あっ、たんぽぽ。そう言って、彼女は道端にひっそりと咲いているそれを嬉しそうに写真に収め出した。俺は彼女が口にするまでその存在に全く気が付くことはなく、よく見てるよなと思いながらその様子を黙って見守る。

ナマエは花が好きだ。それこそその辺に咲いてるやつが。うっすらと暖かい穏やかな風に揺れる黄色くて小さなそれをいつまでも見つめている彼女に、「気は済んだか」と声をかけた。うん。と短くそう言ってゆっくりと立ち上がり、ニコニコと締まりのない表情を浮かべながら彼女は俺の隣へと並びそっと指先を掬う。

俺の指をなぞるように数回撫でた後、何をするでもなくそのままするりと離れていった彼女に僅かに眉を顰めた。ふふっと息を吐くように笑ったナマエは、意味もなくただ楽しそうに見えた。


「そんなに好きなら植物園とか行けばいいじゃねぇか」

「いっつもそれ言うよね」


こんな道端の小さな一つの花なんかよりも、手入れされ整えられた花々で埋め尽くされている場所に行った方が手っ取り早いだろう。好きなものに囲まれるんだから、ナマエもそっちのほうが嬉しいんじゃねぇのか。そう思うが、きっとこいつは言葉にせずとも俺のこの考えをわかっているだろうから、あえて口には出さず彼女の次の言葉を待った。

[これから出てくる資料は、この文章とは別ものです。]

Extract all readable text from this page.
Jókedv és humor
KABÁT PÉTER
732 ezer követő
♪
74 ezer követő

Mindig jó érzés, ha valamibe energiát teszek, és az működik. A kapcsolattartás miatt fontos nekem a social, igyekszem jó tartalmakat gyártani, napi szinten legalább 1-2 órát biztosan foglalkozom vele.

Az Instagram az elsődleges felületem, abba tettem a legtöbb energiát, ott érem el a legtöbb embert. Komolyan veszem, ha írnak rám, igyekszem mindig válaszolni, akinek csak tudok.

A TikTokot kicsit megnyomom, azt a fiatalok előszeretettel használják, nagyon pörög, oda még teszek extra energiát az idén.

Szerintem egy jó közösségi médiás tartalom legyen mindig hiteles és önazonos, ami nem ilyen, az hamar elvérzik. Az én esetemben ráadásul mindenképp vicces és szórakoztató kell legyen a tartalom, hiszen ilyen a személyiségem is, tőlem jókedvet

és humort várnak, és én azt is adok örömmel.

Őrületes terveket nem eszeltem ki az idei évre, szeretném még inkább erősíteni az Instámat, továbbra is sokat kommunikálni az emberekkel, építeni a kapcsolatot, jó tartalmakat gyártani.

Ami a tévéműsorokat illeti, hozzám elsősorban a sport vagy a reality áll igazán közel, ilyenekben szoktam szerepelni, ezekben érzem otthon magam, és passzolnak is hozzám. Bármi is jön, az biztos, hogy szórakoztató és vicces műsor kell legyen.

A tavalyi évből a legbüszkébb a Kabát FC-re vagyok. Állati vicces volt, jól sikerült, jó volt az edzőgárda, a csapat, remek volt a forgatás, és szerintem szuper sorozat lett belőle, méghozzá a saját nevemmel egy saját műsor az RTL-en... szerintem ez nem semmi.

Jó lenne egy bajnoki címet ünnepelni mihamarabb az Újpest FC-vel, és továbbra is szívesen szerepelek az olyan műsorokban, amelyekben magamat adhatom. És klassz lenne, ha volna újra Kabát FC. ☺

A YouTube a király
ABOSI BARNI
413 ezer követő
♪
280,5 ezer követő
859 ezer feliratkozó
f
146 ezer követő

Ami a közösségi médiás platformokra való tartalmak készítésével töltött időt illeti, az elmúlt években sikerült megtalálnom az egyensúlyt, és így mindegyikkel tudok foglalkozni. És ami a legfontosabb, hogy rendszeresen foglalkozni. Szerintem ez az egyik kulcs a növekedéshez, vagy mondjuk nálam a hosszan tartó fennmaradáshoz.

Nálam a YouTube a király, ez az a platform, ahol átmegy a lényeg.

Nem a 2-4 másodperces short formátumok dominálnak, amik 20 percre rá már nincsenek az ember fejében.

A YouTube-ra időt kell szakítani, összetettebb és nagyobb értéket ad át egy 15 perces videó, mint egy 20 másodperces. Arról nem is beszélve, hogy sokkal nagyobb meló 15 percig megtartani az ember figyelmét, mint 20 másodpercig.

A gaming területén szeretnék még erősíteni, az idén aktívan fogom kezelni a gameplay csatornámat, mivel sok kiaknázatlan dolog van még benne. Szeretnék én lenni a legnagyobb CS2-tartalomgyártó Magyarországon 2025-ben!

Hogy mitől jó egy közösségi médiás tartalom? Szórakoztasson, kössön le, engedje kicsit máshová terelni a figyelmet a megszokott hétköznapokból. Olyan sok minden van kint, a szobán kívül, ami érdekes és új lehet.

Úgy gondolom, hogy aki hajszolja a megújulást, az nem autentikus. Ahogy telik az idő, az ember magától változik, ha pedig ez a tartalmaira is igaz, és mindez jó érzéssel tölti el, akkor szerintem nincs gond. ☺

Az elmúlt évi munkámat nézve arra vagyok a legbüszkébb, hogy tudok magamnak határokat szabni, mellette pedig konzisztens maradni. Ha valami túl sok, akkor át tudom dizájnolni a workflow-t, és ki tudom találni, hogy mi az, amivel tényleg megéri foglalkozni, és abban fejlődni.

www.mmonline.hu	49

ふわふわと綿毛のように風に舞った髪の毛を耳へとかけながら、「偶然見つけるこの感じが好きなの」とポツリと呟く。


「幸せって、そういうものでしょ?」


こちらを向いた緩い弧を描きながら細められた瞳に、少しだけ、ほんの少しだけ胸が高鳴った。

最適に整えられた環境を好む俺と、その上でさらに些細な場所から喜びを見出す彼女。俺は道端の花に喜びを感じたりなんかはしないが、偶然に出会う作られていない幸福とやらも大切にしたいという考えは、彼女と過ごす日々の中で少しずつ培われていった感覚として共感ができる。

心の中では何となくわかると思いながらも、「そんなもんなのか」と口に出した。言葉にはしなかった俺の考えをもわかっているだろうナマエは、「そうだよ」とまた降り注ぐ日差しのように柔らかく笑った。

細くて小さな指先に手を伸ばし、花に触れるように丁寧に自分のそれを絡めた。春特有の暖かな空気が、俺たちを包み込んだ。